6. Examen de los cargos Los fundamentos del Decreto 2697 del 2004 se refieren a la atribución del Presidente de la República para promulgar las leyes, obedecerlas y velar por su

estricto cumplimiento, según lo dispone el numeral 10 del artículo 189 de la Constitución Política, así como a la facultad de corregir los yerros caligráficos o tipográficos en las citas o referencias de unas leyes a otras, cuando no quede duda en cuanto a la voluntad del legislador, tal como lo prevé el artículo 45 de la Ley 4ª de 1913. Ahora bien, visto el contenido de la solicitud y una vez confrontadas las disposiciones demandadas con la norma que se invoca como fundamento de la misma, esto es, el referido artículo 45 de la Ley 4ª de 1913, la Sala llega a la conclusión de que es evidente la violación que aduce la actora, como quiera que a través del acto acusado no se corrigen simples yerros caligráficos o tipográficos, como lo autoriza el artículo precitado, sino que, como lo afirma la demandante y lo constata la Sala, se introducen verdaderas modificaciones al Decreto 2637 del 19 de agosto del 2004, propósito que desborda la facultad contenida en la referida disposición hasta el punto de transgredirla en forma manifiesta.
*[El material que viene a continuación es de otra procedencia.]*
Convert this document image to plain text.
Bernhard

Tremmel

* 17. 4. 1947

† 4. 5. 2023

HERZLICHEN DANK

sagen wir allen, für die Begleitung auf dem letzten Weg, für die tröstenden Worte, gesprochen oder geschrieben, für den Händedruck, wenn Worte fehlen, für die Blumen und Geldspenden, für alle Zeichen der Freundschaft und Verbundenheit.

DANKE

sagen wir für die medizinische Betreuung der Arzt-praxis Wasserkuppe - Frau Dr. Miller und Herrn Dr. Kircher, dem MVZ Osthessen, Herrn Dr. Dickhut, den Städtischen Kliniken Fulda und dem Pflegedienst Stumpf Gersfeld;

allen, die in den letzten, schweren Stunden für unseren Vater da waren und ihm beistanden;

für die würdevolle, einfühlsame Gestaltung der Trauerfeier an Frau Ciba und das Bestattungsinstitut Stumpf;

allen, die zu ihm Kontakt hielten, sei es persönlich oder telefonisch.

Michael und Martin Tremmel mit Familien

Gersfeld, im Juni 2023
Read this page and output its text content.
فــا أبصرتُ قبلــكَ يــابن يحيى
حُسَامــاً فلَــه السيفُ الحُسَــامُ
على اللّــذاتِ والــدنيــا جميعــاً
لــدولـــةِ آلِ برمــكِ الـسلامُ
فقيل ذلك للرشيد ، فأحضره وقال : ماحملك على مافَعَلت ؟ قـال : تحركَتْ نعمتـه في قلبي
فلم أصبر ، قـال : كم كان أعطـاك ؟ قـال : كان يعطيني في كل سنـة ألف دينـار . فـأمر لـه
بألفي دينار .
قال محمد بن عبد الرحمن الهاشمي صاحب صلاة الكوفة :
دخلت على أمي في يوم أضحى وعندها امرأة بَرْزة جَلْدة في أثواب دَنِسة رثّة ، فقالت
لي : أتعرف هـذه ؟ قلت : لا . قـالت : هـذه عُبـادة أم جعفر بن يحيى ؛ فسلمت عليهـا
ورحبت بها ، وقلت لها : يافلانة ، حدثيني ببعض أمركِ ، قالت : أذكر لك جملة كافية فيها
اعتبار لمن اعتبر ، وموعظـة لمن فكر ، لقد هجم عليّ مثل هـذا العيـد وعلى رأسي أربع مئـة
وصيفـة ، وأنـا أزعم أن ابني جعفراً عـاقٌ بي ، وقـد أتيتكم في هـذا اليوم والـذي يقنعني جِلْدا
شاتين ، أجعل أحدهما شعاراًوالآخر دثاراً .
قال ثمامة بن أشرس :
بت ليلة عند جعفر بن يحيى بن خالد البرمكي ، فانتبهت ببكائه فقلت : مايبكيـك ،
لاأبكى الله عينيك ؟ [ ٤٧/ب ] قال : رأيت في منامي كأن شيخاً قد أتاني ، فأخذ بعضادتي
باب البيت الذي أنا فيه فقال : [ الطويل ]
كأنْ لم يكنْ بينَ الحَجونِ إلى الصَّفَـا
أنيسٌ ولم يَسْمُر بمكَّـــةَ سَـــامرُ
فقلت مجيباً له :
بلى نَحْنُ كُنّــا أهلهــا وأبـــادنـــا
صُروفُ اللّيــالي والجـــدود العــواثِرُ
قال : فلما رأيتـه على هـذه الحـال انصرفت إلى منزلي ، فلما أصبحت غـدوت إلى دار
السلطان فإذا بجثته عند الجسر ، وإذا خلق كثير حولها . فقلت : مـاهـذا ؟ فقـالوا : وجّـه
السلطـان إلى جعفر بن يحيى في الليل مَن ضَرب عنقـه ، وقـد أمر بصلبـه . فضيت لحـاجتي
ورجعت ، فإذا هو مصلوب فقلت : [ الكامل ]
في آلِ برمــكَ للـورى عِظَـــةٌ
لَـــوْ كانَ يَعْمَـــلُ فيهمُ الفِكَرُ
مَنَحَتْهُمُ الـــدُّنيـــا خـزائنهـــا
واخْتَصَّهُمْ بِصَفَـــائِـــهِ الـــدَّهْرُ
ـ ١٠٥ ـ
Al respecto y tal como lo precisa el Ministerio Público, se observa que: Al título u objeto del Decreto corregido se le agregó la frase “para la implementación del sistema penal acusatorio”. Al epígrafe o encabezado se le adicionó la expresión “para proferir las normas legales necesarias al nuevo sistema”. Al artículo 4º, inciso primero, del Decreto 2637 de 2004 se le agregó “cuando lo consideren conveniente”. El artículo 9° del Decreto 2637 del 19 de agosto del 2004, fue corregido por el

artículo 3° del Decreto 2697 del 24 de agosto también del 2004, este último demandado dentro de este proceso, por cuanto a su juicio “... la corrección no implica un yerro tipográfico pues se modifica una de las entidades que designaría eventualmente a los conjueces y, además, el decreto de corrección incurre en los mismos vicios anotados2 y en el adicional de haber sido expedido por fuera de los términos de la autorización”. En efecto, la disposición legal corregida quedó así: “Los procesos judiciales que deban conocer las corporaciones judiciales en donde actúen como partes o terceros intervinientes funcionarios o empleados de la Rama Judicial, serán siempre dirimidos por salas de conjueces adscritas a las respectivas corporaciones integradas de la siguiente manera: Un conjuez designado por el Procurador General de la Nación; un conjuez designado por la Corte Suprema de Justicia; un tercer conjuez que será designado de común acuerdo por los dos conjueces designados en la forma descrita”. La expresión subrayada es la corrección en cuanto sustituyó la expresión “por la Contraloría General de la República”. De ello resulta que, a título de corrección, en el artículo 9º del Decreto 2637 de 2004 se sustituyó la expresión “por la Contraloría General de la República” por la de “por la Corte Suprema de Justicia”. En consecuencia, se declarará la nulidad del decreto acusado por exceder lo autorizado en el artículo 45 de la Ley 4ª de 1913. 2 Se refiere a los vicios en virtud de los cuales se adopta en esa providencia la decisión de inaplicar, por

inconstitucional, el artículo 9° del Decreto 2637 del 2004. Por lo expuesto, el Consejo de Estado en Sala de lo Contencioso Administrativo, Sección Primera, administrando justicia en nombre de la República y por autoridad de la ley, FALLA DECLÁRASE la nulidad del Decreto 2697 del 24 de agosto del 2004 “Por el cual se corrigen yerros tipográficos del Decreto 2637 del 19 de agosto de 2004 por el cual se desarrolla el Acto Legislativo número 03 de 2002”, expedido por el Gobierno Nacional. Cópiese, notifíquese, publíquese y cúmplase.